I nod back at her. She doesn’t need to thank me for coming, and she knows it. He’s my father. Of course I would come.
Dad and I have a somewhat troubled history, but he’s my father. Plus, he gave me my blue eyes that have made me a chick magnet since I hit puberty. Something about the combination of tan skin, dark hair, and piercing blue eyes gets the women going like nothing else.
I pull Falcon aside for a minute. “What’s this ID requirement thing? Isn’t that overkill? Dad’s been here at the hospital for months already.”
“Not my idea,” Falcon says. “It was our attorney’s. And the security team backed him up.”
“Why, exactly?”
“Hell if I know.” He runs his hands through his hair. “Apparently now that Dad’s awake, things are different. Legal liability, inheritance, media vultures—they’re all circling.”
I narrow my eyes. “What does that have to do with checking my ID?”
Falcon leans in, his voice low. “Because if something happens to Dad now—anything—it’s going to blow back hard. They’re covering every base. Every person who steps foot in that room is logged.”
I glance toward the ICU doors. “So we’re treating him like a national secret now?”
“More like a walking target,” Falcon mutters. “You didn’t hear it from me, but someone tried to bribe a nurse last week to get access to his chart.”

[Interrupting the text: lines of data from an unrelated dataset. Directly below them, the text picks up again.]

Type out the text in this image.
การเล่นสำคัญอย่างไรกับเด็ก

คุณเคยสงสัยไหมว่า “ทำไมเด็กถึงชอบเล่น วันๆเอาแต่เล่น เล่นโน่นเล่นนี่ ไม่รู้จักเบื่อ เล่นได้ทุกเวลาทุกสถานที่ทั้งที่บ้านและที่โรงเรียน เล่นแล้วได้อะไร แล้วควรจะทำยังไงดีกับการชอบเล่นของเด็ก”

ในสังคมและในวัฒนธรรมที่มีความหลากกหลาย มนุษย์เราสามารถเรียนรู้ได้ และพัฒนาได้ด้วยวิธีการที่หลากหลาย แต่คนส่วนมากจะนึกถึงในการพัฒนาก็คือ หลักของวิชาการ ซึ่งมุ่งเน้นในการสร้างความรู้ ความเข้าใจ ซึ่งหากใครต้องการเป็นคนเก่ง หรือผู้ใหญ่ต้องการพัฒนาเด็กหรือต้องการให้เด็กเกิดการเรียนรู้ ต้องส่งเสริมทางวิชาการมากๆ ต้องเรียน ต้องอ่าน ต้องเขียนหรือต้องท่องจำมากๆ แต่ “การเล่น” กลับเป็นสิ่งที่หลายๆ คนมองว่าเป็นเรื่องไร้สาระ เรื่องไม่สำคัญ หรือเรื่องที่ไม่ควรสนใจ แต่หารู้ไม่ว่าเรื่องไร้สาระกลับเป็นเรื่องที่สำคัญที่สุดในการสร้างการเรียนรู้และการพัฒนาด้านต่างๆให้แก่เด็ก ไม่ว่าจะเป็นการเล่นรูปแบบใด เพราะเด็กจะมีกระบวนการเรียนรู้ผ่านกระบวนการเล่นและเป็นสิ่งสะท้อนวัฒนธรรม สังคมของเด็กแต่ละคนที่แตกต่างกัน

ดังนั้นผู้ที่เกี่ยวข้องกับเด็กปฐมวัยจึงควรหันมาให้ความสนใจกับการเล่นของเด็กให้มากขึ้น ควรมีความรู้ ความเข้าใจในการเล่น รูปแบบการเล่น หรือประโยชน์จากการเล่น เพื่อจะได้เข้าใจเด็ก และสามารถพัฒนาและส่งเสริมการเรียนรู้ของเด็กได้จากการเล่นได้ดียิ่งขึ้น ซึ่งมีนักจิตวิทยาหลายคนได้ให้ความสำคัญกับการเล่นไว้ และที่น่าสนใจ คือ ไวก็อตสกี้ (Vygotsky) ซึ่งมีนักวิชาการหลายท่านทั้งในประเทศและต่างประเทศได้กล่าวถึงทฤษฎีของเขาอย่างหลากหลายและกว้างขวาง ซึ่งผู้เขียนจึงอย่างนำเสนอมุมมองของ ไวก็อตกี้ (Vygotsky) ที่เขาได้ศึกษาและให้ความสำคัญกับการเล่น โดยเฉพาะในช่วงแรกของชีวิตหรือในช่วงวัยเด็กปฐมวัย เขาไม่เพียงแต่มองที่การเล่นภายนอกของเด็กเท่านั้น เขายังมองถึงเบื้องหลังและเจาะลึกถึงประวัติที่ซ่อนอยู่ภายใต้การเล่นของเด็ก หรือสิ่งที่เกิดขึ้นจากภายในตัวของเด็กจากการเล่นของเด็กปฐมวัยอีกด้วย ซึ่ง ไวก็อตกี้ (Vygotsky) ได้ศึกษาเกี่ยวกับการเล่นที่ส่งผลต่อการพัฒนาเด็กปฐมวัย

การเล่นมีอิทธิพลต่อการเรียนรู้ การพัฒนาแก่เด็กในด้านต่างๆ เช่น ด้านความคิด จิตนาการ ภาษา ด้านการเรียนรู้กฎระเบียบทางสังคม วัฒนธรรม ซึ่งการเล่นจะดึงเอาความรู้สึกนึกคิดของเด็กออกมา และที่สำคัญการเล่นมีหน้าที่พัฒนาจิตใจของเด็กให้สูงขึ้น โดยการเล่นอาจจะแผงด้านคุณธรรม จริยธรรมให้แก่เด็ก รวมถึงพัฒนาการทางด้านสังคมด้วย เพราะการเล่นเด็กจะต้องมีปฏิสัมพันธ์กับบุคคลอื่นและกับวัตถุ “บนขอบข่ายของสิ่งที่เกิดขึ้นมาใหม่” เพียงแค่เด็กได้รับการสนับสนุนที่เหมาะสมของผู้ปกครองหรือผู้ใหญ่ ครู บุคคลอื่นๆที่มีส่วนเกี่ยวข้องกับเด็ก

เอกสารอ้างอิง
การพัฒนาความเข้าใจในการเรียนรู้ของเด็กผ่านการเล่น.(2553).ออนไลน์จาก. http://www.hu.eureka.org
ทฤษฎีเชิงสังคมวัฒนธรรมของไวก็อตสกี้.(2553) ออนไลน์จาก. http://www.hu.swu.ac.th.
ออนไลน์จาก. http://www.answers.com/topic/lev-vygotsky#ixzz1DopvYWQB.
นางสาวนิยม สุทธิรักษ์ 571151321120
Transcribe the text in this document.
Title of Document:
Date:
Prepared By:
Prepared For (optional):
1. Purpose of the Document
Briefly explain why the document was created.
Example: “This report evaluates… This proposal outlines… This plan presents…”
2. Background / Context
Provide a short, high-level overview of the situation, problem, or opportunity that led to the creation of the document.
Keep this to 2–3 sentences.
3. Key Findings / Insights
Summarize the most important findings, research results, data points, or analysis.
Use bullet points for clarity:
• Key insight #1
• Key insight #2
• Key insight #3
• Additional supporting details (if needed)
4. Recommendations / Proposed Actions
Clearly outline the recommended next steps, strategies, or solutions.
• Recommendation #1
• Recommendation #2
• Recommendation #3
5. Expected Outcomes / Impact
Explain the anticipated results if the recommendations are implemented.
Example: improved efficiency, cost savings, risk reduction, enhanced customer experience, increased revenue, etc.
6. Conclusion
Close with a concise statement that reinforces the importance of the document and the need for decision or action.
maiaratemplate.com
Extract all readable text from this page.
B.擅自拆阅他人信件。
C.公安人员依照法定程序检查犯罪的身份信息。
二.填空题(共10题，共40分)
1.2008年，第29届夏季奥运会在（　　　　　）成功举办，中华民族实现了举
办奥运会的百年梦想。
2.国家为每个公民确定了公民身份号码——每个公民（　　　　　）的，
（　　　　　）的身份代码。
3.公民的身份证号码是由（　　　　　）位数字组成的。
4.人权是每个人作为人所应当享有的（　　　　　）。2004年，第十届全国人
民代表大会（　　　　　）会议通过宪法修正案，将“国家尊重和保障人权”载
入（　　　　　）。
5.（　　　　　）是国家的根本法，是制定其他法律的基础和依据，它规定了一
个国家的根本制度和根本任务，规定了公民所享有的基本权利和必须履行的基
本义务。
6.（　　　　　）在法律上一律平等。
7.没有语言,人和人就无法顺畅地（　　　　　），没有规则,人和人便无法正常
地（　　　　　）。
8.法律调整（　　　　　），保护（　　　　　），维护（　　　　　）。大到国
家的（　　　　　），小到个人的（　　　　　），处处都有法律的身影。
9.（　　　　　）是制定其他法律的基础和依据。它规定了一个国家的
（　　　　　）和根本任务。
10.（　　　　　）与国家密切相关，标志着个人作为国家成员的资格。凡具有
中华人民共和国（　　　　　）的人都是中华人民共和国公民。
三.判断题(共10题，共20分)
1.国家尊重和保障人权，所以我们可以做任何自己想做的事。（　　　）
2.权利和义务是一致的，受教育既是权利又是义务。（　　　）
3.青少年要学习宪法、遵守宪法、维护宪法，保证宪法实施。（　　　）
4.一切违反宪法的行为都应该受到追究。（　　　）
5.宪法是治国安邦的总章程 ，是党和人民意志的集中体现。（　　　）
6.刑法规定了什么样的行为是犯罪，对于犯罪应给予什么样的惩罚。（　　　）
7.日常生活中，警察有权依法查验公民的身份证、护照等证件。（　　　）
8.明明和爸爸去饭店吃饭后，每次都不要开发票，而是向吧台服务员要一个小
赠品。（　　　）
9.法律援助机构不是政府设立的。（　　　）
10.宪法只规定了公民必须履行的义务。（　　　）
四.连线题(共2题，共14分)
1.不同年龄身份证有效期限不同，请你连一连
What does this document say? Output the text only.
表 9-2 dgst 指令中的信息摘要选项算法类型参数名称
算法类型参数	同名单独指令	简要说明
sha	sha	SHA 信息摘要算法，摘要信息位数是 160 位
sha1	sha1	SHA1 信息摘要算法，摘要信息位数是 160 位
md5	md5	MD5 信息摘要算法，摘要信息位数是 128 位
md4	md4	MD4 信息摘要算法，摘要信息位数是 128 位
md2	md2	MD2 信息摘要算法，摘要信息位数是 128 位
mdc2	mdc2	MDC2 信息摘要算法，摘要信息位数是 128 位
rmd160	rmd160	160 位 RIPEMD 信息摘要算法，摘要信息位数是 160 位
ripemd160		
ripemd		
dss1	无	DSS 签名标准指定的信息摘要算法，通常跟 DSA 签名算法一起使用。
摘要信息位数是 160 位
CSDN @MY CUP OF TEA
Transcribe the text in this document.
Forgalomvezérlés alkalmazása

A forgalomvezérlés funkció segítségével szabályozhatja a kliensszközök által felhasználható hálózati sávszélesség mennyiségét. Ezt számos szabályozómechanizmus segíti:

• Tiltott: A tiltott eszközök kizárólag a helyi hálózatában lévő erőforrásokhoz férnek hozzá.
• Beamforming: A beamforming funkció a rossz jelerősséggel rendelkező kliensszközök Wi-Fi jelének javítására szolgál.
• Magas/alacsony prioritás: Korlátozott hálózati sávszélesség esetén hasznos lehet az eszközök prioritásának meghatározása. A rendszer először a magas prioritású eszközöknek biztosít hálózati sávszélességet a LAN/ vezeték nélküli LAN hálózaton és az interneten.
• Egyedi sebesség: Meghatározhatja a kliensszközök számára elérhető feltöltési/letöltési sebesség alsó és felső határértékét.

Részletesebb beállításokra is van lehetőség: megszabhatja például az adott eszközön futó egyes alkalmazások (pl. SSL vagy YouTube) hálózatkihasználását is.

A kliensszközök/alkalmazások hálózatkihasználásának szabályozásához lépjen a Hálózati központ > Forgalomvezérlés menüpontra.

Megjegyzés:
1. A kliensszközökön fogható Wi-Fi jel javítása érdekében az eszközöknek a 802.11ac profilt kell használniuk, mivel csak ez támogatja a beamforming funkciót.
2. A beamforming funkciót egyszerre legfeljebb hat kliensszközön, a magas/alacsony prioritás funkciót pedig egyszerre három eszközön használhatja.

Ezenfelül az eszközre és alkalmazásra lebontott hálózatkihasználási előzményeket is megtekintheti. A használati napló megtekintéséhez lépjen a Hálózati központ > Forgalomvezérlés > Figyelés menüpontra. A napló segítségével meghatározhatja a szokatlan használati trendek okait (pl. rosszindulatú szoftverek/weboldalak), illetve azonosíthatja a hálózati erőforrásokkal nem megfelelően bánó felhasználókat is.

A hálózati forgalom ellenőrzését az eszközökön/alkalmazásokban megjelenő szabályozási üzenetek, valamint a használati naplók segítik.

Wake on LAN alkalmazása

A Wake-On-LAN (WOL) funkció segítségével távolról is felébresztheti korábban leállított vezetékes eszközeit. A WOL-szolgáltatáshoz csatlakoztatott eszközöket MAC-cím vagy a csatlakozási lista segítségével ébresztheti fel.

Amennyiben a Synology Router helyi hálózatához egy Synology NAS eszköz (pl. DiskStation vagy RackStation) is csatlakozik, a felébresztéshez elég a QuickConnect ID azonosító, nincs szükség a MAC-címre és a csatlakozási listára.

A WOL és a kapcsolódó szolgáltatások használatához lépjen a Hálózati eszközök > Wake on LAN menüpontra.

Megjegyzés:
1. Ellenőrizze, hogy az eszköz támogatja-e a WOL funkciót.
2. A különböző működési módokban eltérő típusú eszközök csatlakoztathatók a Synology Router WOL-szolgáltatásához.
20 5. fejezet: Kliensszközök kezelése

My stomach drops. “What the hell?”
He nods grimly. “Yeah. So…ID checks. Security guard. Surveillance. All of it. Until we know who’s behind it.”
“Behind what?” I ask, suddenly colder.
Falcon looks me dead in the eye. “That’s the thing. We don’t know yet. Or if the attorneys do, they haven’t told me.”
I shake my head. “For fuck’s sake. Okay. I’ll wait outside for the others.”
I leave the room, only to run into Grace again.
She gives me another dazzling smile. “Just need to check your dad’s vitals.”
“Yeah, okay. I’m going to stay out here and wait for my sisters.”
Savannah didn’t say anything about Eagle being on his way.
Not a surprise.
As the youngest of our brood, Eagle has always had a wild streak. He tends to think with the wrong head, especially where Scarlett Ramsey is concerned.
Or he doesn’t think at all.
Which has gotten him in hot water more than once.
Does he even care what Falcon and I have given up for him? Especially Falcon. He went to prison for the SOB.
And I let him do it, even though I knew it wasn’t right.
I’ve tried to rationalize it. Weigh out the different outcomes.
But I’m not sure my conscience will ever be clean.